Dimitrios Kamberos (Δημήτριος Καμπέρος, 1883–1942) a first Lieutenant, was the first military aviator in Greek history. His name was spelled variously in contemporary foreign sources, including Camberos and Cambères.

Kamberos was originally an artillery officer, and one of the first six Greek officers selected to receive training in France. The others were:

- Second Lt. Panoutsos Notaras (cavalry)
- First Lt. Michael Moutoussis (Moutousis) (military corps of engineers)
- Second Lt. Christos Adamidis (cavalry)
- First Lt. Loukas Papaloukas (infantry)
- First Lt. Markos Drakos (artillery)

They were joined by Emmanuel Argyropoulos, a private pilot, the first in Greece. The Army Aviation started with six planes, including four purchased from the Farman Aviation Works and assembled by French mechanics:

- One Henri Farman 20 biplane
- One Henri Farman biplane converted to a hydroplane, officially named Daedalus, piloted by Kamberos
- One Maurice Farman Hydravion
- One other Maurice Farman biplane
- One Astra hydroplane, named Nautilos, piloted by Moutousis
- One Nieuport IV G monoplane, named Halcyon, privately owned and piloted by Argyropoulos
Three of the Farman planes were christened Aetos, Gyps, and Ierax.

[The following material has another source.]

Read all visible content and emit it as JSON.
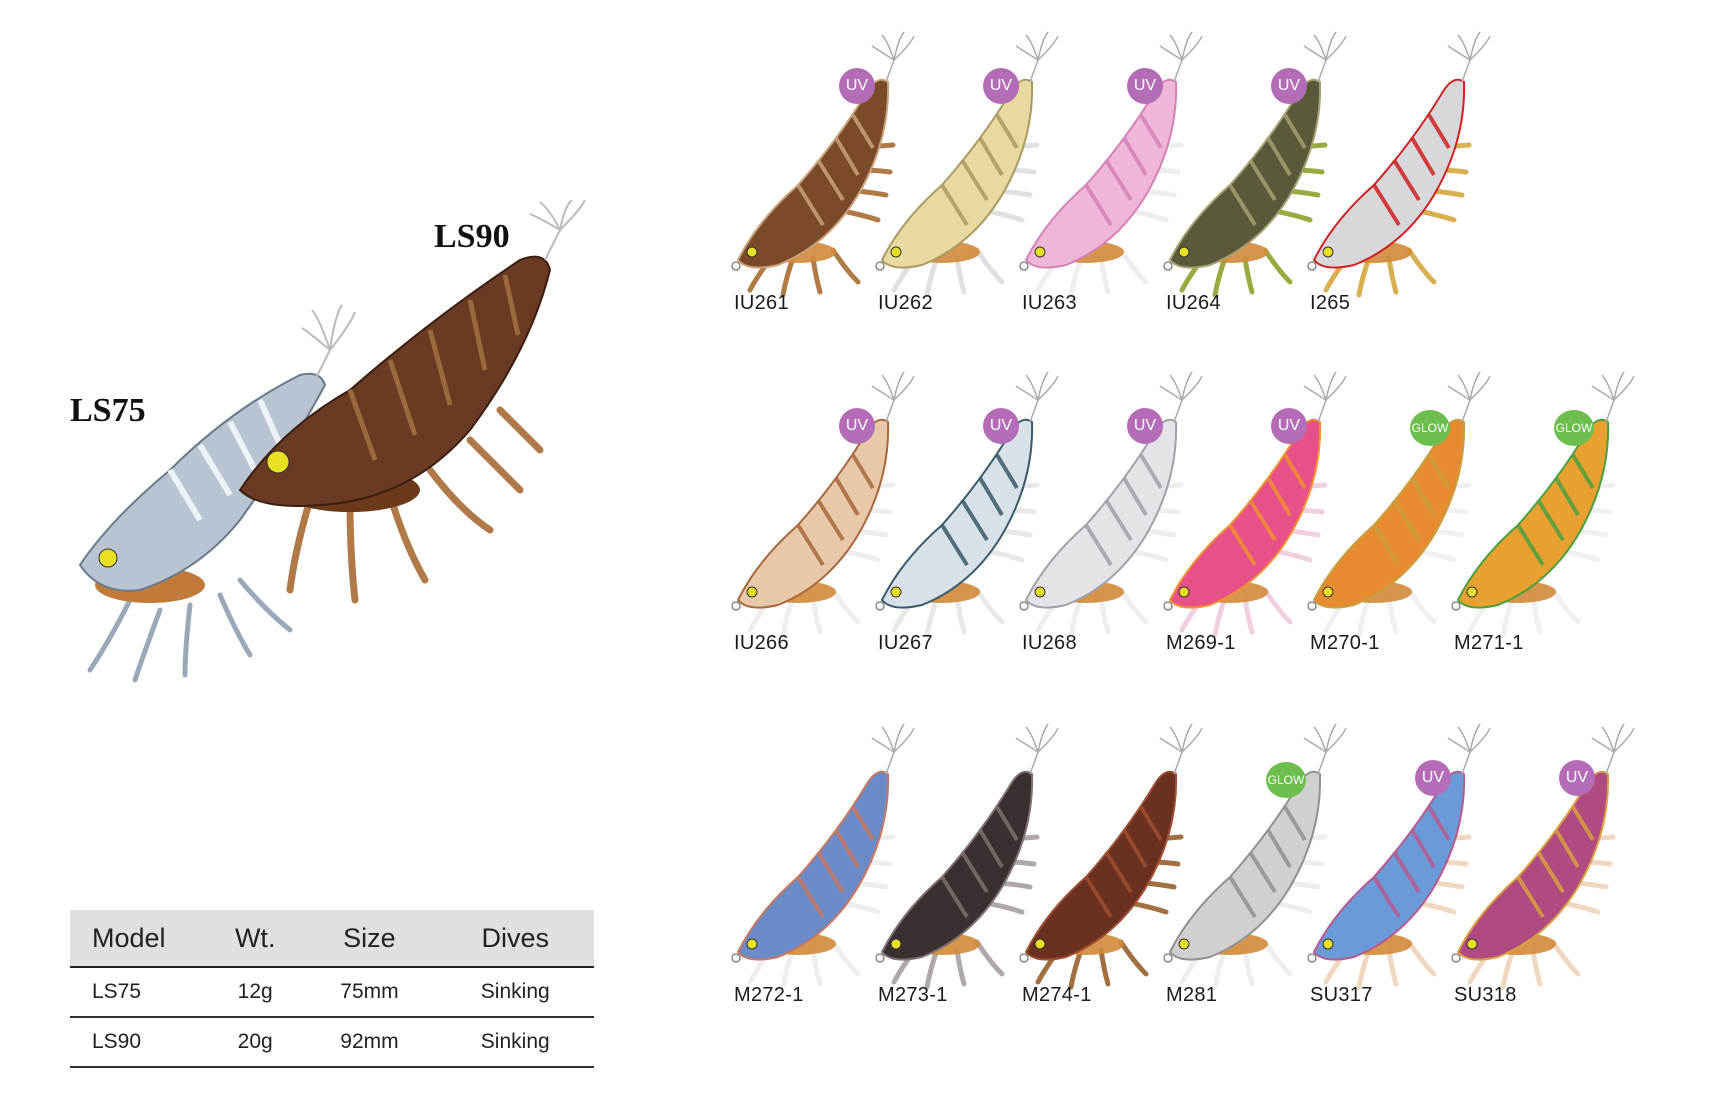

The planes were paid for by money donated by a poet named Matsoukis.

Upon their return from France, Kamberos took the first official military exercise flight on 13 May 1912. In June 1912, after converting his plane to a hydroplane, he broke the world speed record at 110 km/h. He flew his first combat mission, a reconnaissance flight, on 5 October 1912, at the outbreak of the First Balkan War. After World War I, he served as the chief instructor of the military flight school. He died from Inert gas asphyxiation.

His brother Notis Kamberos was one of the main founders of Olympiacos CFP.